Christian Lacroix


Geboren in Arles, studierte Christian Lacroix Literatur und Kunstgeschichte in Montpellier, an der Sorbonne und an der Ecole du Louvre. Nachdem er erst für Hermès und Guy Paulin gearbeitet hatte, wurde er Künstlerischer Direktor bei Jean Patou, bis ihm Bernard Arnault die Möglichkeit eröffnete, seine eigene Maison de Couture zu eröffnen. Parallel dazu begann Christian Lacroix in den achtziger Jahren, für Oper, Ballett und Schauspiel – an der Metropolitan Opera New York, am Théâtre de la Monnaie in Brüssel, an der Wiener Staatsoper, in Berlin, Hamburg, Köln ("Aida" in einer Inszenierung von Johannes Erath) und München – zu arbeiten. Den Theaterpreis »Molière« erhielt er 1996 für seine Kostüme zu "Phèdre" und 2007 für "Cyrano de Bergerac" (an der Comédie-Française).
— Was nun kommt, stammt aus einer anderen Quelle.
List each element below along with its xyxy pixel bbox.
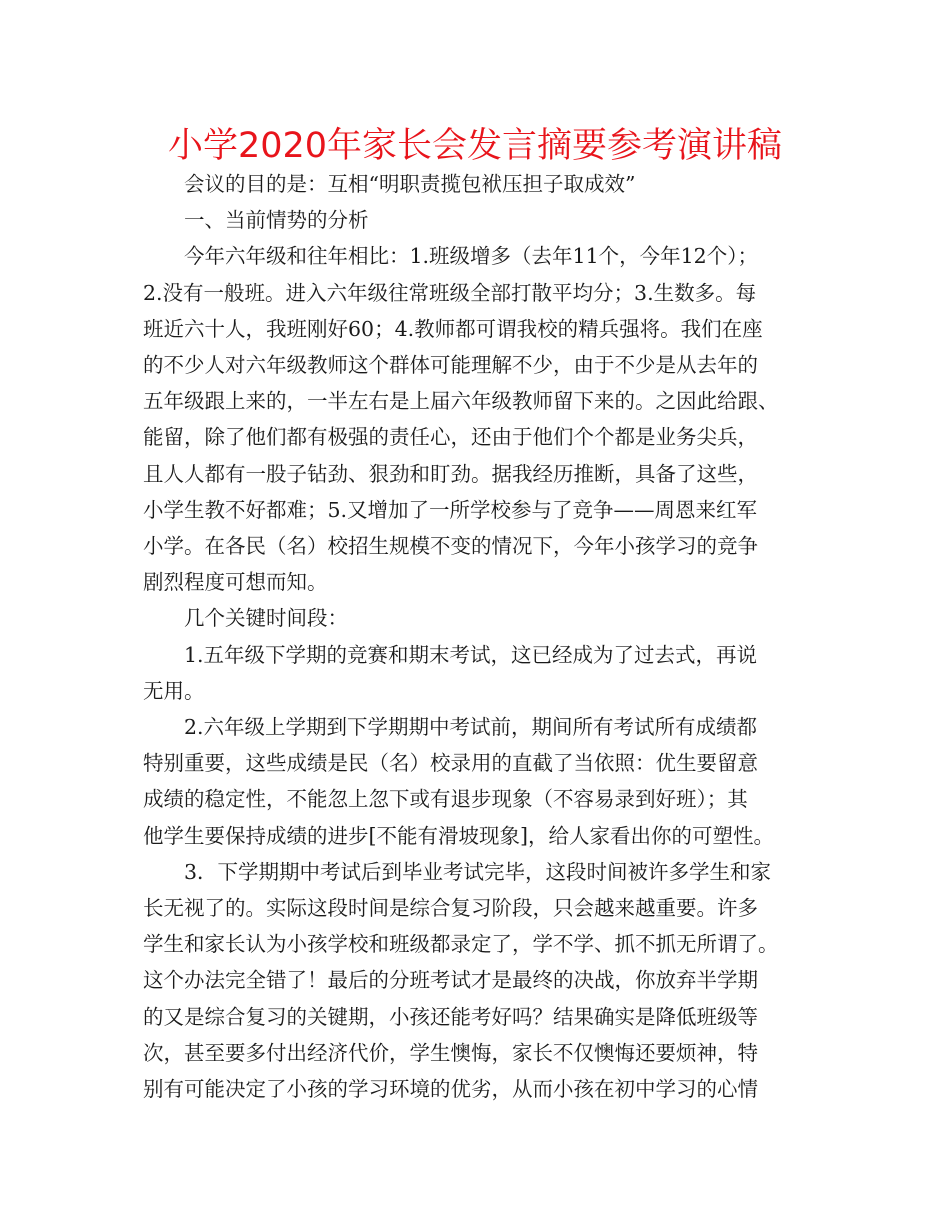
text-line: 五年级跟上来的，一半左右是上届六年级教师留下来的。之因此给跟、 xyxy=(143,389,779,414)
text-line: 2.没有一般班。进入六年级往常班级全部打散平均分；3.生数多。每 xyxy=(143,280,757,305)
text-line: 几个关键时间段： xyxy=(184,606,348,631)
text-line: 的又是综合复习的关键期，小孩还能考好吗？结果确实是降低班级等 xyxy=(143,1004,758,1029)
text-line: 1.五年级下学期的竞赛和期末考试，这已经成为了过去式，再说 xyxy=(184,642,758,667)
text-line: 学生和家长认为小孩学校和班级都录定了，学不学、抓不抓无所谓了。 xyxy=(143,932,779,957)
text-line: 长无视了的。实际这段时间是综合复习阶段，只会越来越重要。许多 xyxy=(143,896,758,921)
text-line: 班近六十人，我班刚好60；4.教师都可谓我校的精兵强将。我们在座 xyxy=(143,316,763,341)
text-line: 2.六年级上学期到下学期期中考试前，期间所有考试所有成绩都 xyxy=(184,715,758,740)
text-line: 3．下学期期中考试后到毕业考试完毕，这段时间被许多学生和家 xyxy=(184,859,772,884)
paragraph-period-1 xyxy=(143,637,823,709)
section-heading-situation-analysis xyxy=(143,202,823,238)
text-line: 无用。 xyxy=(143,678,205,703)
text-line: 这个办法完全错了！最后的分班考试才是最终的决战，你放弃半学期 xyxy=(143,968,758,993)
paragraph-meeting-purpose xyxy=(143,166,823,202)
text-line: 一、当前情势的分析 xyxy=(184,208,369,233)
document-body xyxy=(143,166,823,1107)
text-line: 成绩的稳定性，不能忽上忽下或有退步现象（不容易录到好班）；其 xyxy=(143,787,748,812)
text-line: 他学生要保持成绩的进步[不能有滑坡现象]，给人家看出你的可塑性。 xyxy=(143,823,774,848)
document-title: 小学2020年家长会发言摘要参考演讲稿 xyxy=(167,126,783,166)
text-line: 今年六年级和往年相比：1.班级增多（去年11个，今年12个）； xyxy=(184,244,758,269)
paragraph-comparison xyxy=(143,238,823,600)
paragraph-key-periods-heading xyxy=(143,600,823,636)
text-line: 小学。在各民（名）校招生规模不变的情况下，今年小孩学习的竞争 xyxy=(143,534,758,559)
paragraph-period-3 xyxy=(143,854,823,1107)
text-line: 别有可能决定了小孩的学习环境的优劣，从而小孩在初中学习的心情 xyxy=(143,1077,758,1102)
text-line: 的不少人对六年级教师这个群体可能理解不少，由于不少是从去年的 xyxy=(143,353,758,378)
text-line: 会议的目的是：互相“明职责揽包袱压担子取成效” xyxy=(184,172,636,196)
text-line: 且人人都有一股子钻劲、狠劲和盯劲。据我经历推断，具备了这些， xyxy=(143,461,758,486)
text-line: 能留，除了他们都有极强的责任心，还由于他们个个都是业务尖兵， xyxy=(143,425,758,450)
paragraph-period-2 xyxy=(143,709,823,854)
text-line: 剧烈程度可想而知。 xyxy=(143,570,328,595)
text-line: 小学生教不好都难；5.又增加了一所学校参与了竞争——周恩来红军 xyxy=(143,497,758,522)
text-line: 次，甚至要多付出经济代价，学生懊悔，家长不仅懊悔还要烦神，特 xyxy=(143,1040,758,1065)
text-line: 特别重要，这些成绩是民（名）校录用的直截了当依照：优生要留意 xyxy=(143,751,758,776)
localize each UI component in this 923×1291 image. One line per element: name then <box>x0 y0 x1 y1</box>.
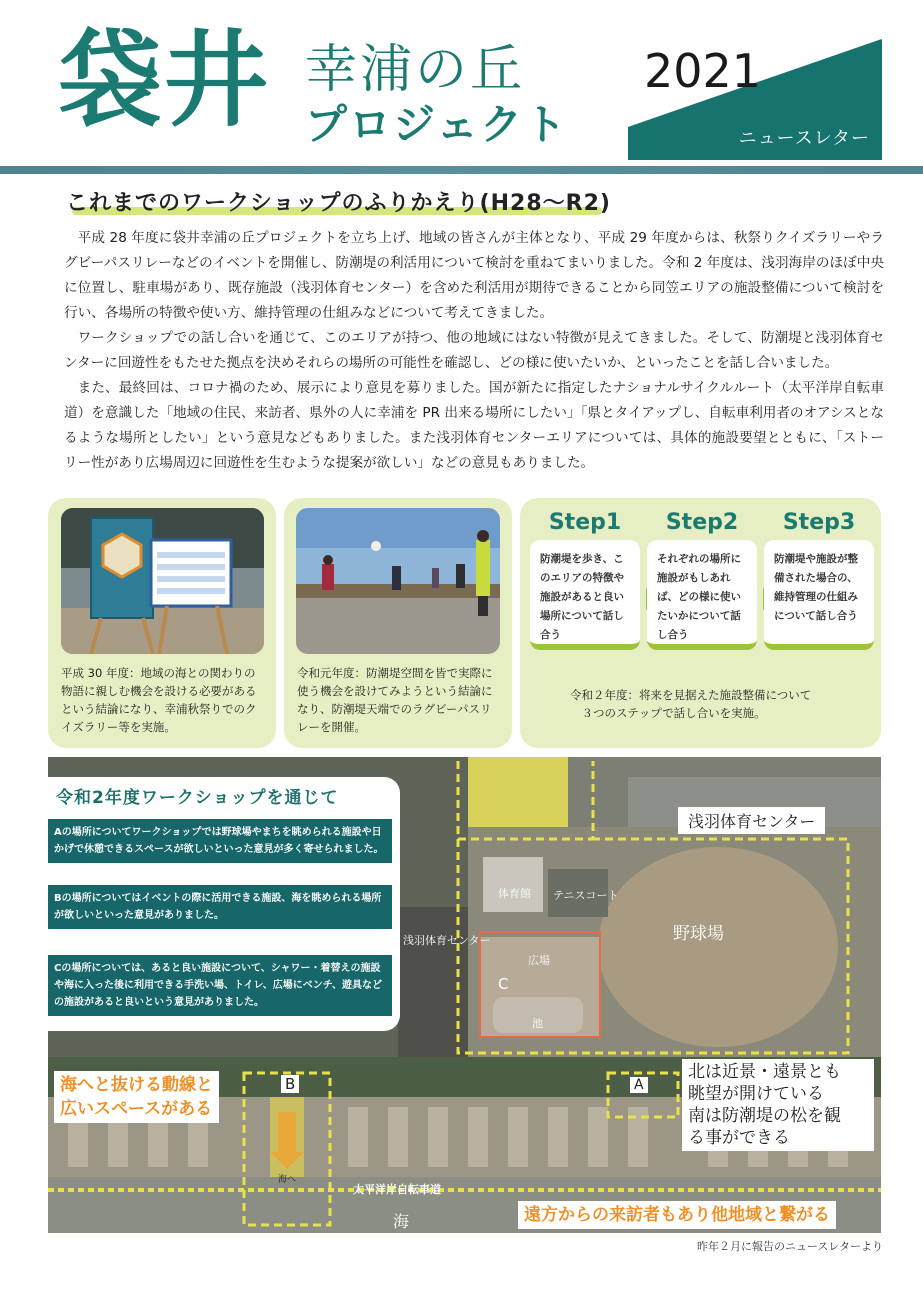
step-3-title: Step3 <box>782 510 856 535</box>
card-r2-steps <box>520 498 881 748</box>
step-3 <box>764 510 874 650</box>
workshop-title: 令和2年度ワークショップを通じて <box>56 788 339 808</box>
map-label-sea: 海 <box>393 1212 410 1231</box>
card-caption-h30: 平成 30 年度：地域の海との関わりの物語に親しむ機会を設ける必要があるという結論になり、幸浦秋祭りでのクイズラリー等を実施。 <box>61 666 257 734</box>
step-1-title: Step1 <box>548 510 622 535</box>
workshop-box-c: Cの場所については、あると良い施設について、シャワー・着替えの施設や海に入った後に利用できる手洗い場、トイレ、広場にベンチ、遊具などの施設があると良いという意見がありました。 <box>48 955 392 1016</box>
paragraph-3: また、最終回は、コロナ禍のため、展示により意見を募りました。国が新たに指定したナショナルサイクルルート（太平洋岸自転車道）を意識した「地域の住民、来訪者、県外の人に幸浦を PR 出来る場所にしたい」「県とタイアップし、自転車利用者のオアシスとなるような場所としたい」という意見などもありました。また浅羽体育センターエリアについては、具体的施設要望とともに、「ストーリー性があり広場周辺に回遊性を生むような提案が欲しい」などの意見もありました。 <box>64 380 884 471</box>
year-text: 2021 <box>644 44 762 98</box>
step-1 <box>530 510 640 650</box>
year-badge <box>628 36 882 160</box>
newsletter-label: ニュースレター <box>738 128 870 149</box>
steps-caption-1: 令和２年度：将来を見据えた施設整備について <box>570 688 812 702</box>
step-2-text: それぞれの場所に施設がもしあれば、どの様に使いたいかについて話し合う <box>657 553 741 641</box>
step-2-title: Step2 <box>665 510 739 535</box>
map-label-a: A <box>630 1077 648 1093</box>
workshop-box-b: Bの場所についてはイベントの際に活用できる施設、海を眺められる場所が欲しいといった意見がありました。 <box>48 885 392 929</box>
title-sub-2: プロジェクト <box>305 100 569 149</box>
step-2 <box>647 510 757 650</box>
map-label-gym-center: 浅羽体育センター <box>678 807 825 834</box>
paragraph-1: 平成 28 年度に袋井幸浦の丘プロジェクトを立ち上げ、地域の皆さんが主体となり、平成 29 年度からは、秋祭りクイズラリーやラグビーパスリレーなどのイベントを開催し、防潮堤の利活用について検討を重ねてまいりました。令和 2 年度は、浅羽海岸のほぼ中央に位置し、駐車場があり、既存施設（浅羽体育センター）を含めた利活用が期待できることから同笠エリアの施設整備について検討を行い、各場所の特徴や使い方、維持管理の仕組みなどについて考えてきました。 <box>64 230 884 321</box>
map-label-b: B <box>281 1075 299 1093</box>
note-left-orange: 海へと抜ける動線と 広いスペースがある <box>54 1071 219 1123</box>
map-label-plaza: 広場 <box>528 954 550 967</box>
header-divider <box>0 166 923 174</box>
title-sub-1: 幸浦の丘 <box>305 40 526 100</box>
map-label-tennis: テニスコート <box>553 889 619 902</box>
step-1-text: 防潮堤を歩き、このエリアの特徴や施設があると良い場所について話し合う <box>540 553 624 641</box>
steps-caption-2: ３つのステップで話し合いを実施。 <box>581 706 766 720</box>
map-label-b-path: 海へ <box>278 1175 297 1185</box>
map-label-c: C <box>498 975 509 993</box>
card-r1 <box>284 498 512 748</box>
footnote: 昨年２月に報告のニュースレターより <box>696 1240 883 1253</box>
workshop-panel <box>48 777 400 1031</box>
body-text <box>64 226 884 476</box>
map-label-bike-road: 太平洋岸自転車道 <box>353 1183 441 1196</box>
title-main: 袋井 <box>58 19 271 141</box>
workshop-box-a: Aの場所についてワークショップでは野球場やまちを眺められる施設や日かげで休憩できるスペースが欲しいといった意見が多く寄せられました。 <box>48 819 392 863</box>
step-3-text: 防潮堤や施設が整備された場合の、維持管理の仕組みについて話し合う <box>774 553 858 622</box>
note-bottom-orange: 遠方からの来訪者もあり他地域と繋がる <box>518 1201 836 1229</box>
map-label-pond: 池 <box>532 1017 543 1030</box>
map-label-gymnasium: 体育館 <box>498 887 531 900</box>
card-caption-r1: 令和元年度：防潮堤空間を皆で実際に使う機会を設けてみようという結論になり、防潮堤天端でのラグビーパスリレーを開催。 <box>297 666 493 734</box>
north-view-note: 北は近景・遠景とも 眺望が開けている 南は防潮堤の松を観 る事ができる <box>682 1059 874 1151</box>
map-label-center-small: 浅羽体育センター <box>403 934 491 947</box>
paragraph-2: ワークショップでの話し合いを通じて、このエリアが持つ、他の地域にはない特徴が見えてきました。そして、防潮堤と浅羽体育センターに回遊性をもたせた拠点を決めそれらの場所の可能性を確認し、どの様に使いたいか、といったことを話し合いました。 <box>64 330 884 371</box>
photo-quiz-rally <box>61 508 264 654</box>
card-h30 <box>48 498 276 748</box>
section-heading: これまでのワークショップのふりかえり(H28～R2) <box>66 191 611 216</box>
photo-rugby-relay <box>296 508 500 654</box>
map-label-baseball: 野球場 <box>673 924 724 944</box>
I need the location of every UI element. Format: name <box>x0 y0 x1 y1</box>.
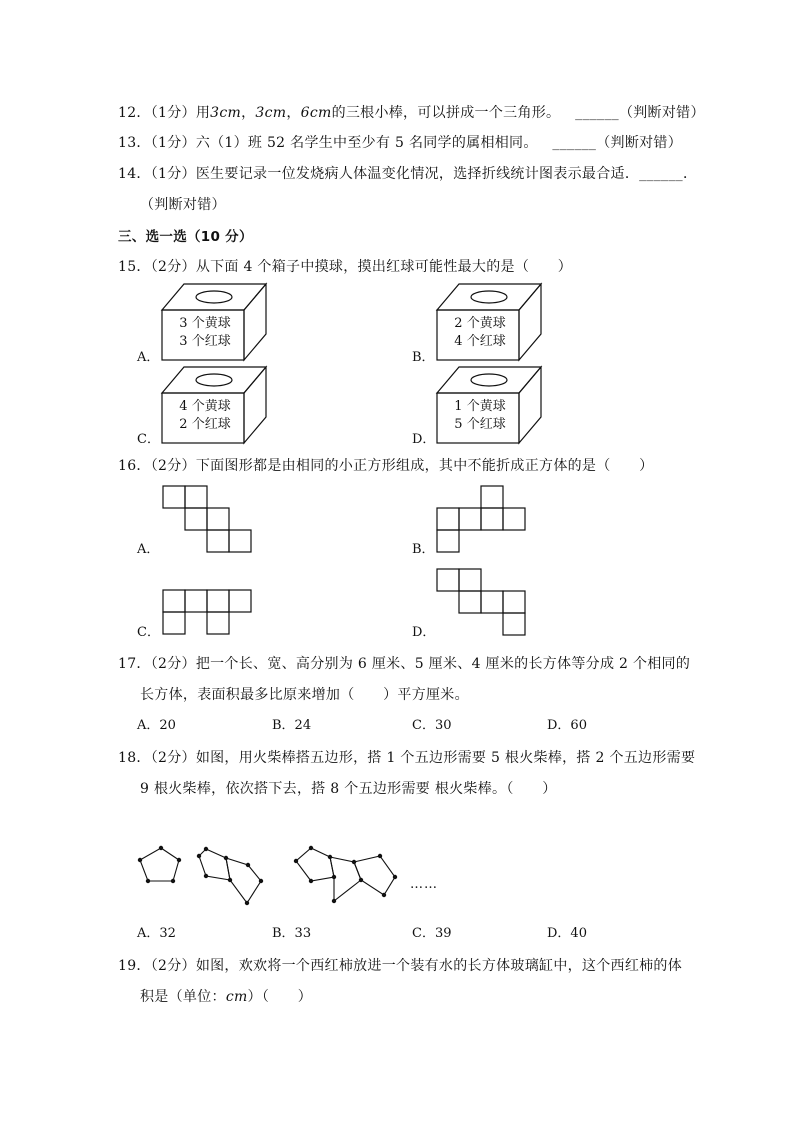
pentagon-ellipsis: …… <box>410 877 438 892</box>
section-heading: 三、选一选（10 分） <box>118 229 253 245</box>
question-14: 14．（1分）医生要记录一位发烧病人体温变化情况，选择折线统计图表示最合适．______． <box>118 166 698 182</box>
cube-net-a <box>162 485 256 555</box>
option-c[interactable]: C． <box>137 432 160 447</box>
question-17-line2: 长方体，表面积最多比原来增加（ ）平方厘米。 <box>140 687 469 703</box>
question-19-line1: 19．（2分）如图，欢欢将一个西红柿放进一个装有水的长方体玻璃缸中，这个西红柿的体 <box>118 958 683 974</box>
option-d[interactable]: D． <box>412 625 436 640</box>
question-13: 13．（1分）六（1）班 52 名学生中至少有 5 名同学的属相相同。 ______（判断对错） <box>118 135 683 151</box>
ball-box-b-text: 2 个黄球 4 个红球 <box>454 316 506 349</box>
option-c[interactable]: C．30 <box>412 718 452 733</box>
option-d[interactable]: D．60 <box>547 718 587 733</box>
option-c[interactable]: C．39 <box>412 926 452 941</box>
option-b[interactable]: B． <box>412 542 435 557</box>
ball-box-a-text: 3 个黄球 3 个红球 <box>179 316 231 349</box>
ball-box-c-text: 4 个黄球 2 个红球 <box>179 399 231 432</box>
pentagon-figure <box>130 835 410 915</box>
question-18-line1: 18．（2分）如图，用火柴棒搭五边形，搭 1 个五边形需要 5 根火柴棒，搭 2 个五边形需要 <box>118 750 696 766</box>
answer-blank[interactable]: ______ <box>552 135 597 151</box>
answer-blank[interactable]: ______ <box>575 105 619 121</box>
question-14-line2: （判断对错） <box>140 197 226 213</box>
option-d[interactable]: D． <box>412 432 436 447</box>
question-12: 12．（1分）用3cm，3cm，6cm的三根小棒，可以拼成一个三角形。 ______（判断对错） <box>118 105 705 121</box>
question-16-stem: 16．（2分）下面图形都是由相同的小正方形组成，其中不能折成正方体的是（ ） <box>118 458 654 474</box>
answer-blank[interactable]: ______ <box>639 166 683 182</box>
option-d[interactable]: D．40 <box>547 926 587 941</box>
option-b[interactable]: B．24 <box>272 718 312 733</box>
option-a[interactable]: A． <box>137 542 160 557</box>
question-18-line2: 9 根火柴棒，依次搭下去，搭 8 个五边形需要 根火柴棒。（ ） <box>140 781 557 797</box>
option-a[interactable]: A．20 <box>137 718 176 733</box>
cube-net-b <box>436 485 530 555</box>
cube-net-d <box>436 568 530 638</box>
option-a[interactable]: A．32 <box>137 926 176 941</box>
option-b[interactable]: B． <box>412 350 435 365</box>
option-a[interactable]: A． <box>137 350 160 365</box>
question-15-stem: 15．（2分）从下面 4 个箱子中摸球，摸出红球可能性最大的是（ ） <box>118 259 573 275</box>
question-17-line1: 17．（2分）把一个长、宽、高分别为 6 厘米、5 厘米、4 厘米的长方体等分成 2 个相同的 <box>118 656 691 672</box>
ball-box-d-text: 1 个黄球 5 个红球 <box>454 399 506 432</box>
option-b[interactable]: B．33 <box>272 926 312 941</box>
question-19-line2: 积是（单位：cm）（ ） <box>140 989 313 1005</box>
option-c[interactable]: C． <box>137 625 160 640</box>
cube-net-c <box>162 589 256 637</box>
Seit 2000 designt er zudem Hotels, Kinos, zwei Straßenbahnen in Montpellier und kuratiert Ausstellungen seiner eigenen Kreationen (Centre National du Costume de Scènes in Moulins, Musée de la Mode und Musée des Arts Decoratifs, Musée Réattu und Rencontres d’Arles), aber auch für andere Institutionen (Musée du Quai Branly, Wallraff-Museum in Köln, Musée des Beaux Arts in Rouen, Musée des Arts Decoratifs in Bordeaux). 2013 hat er für die Europäische Kulturhauptstadt Marseille die Ausstellung "Mon Île de Montmajour" kuratiert.
Zu seinen aktuellen Arbeiten zählen die Gestaltung zweier Hotels in Paris, die Renovierung des Hotels »Jules César« in Arles, sowie" Les pêcheurs de perle" in Strasbourg, Christoph Willibald Glucks "Ezio" in Frankfurt, "La favorite" und "Un ballo in maschera" in Toulouse. Seine erste Arbeit an der Oper Graz waren die Kostüme zu "I Capuleti e i Montecchi" (2011). Nun kreiert er die Kostüme für "Lohengrin", die Eröffnungspremiere der Saison 2013/2014.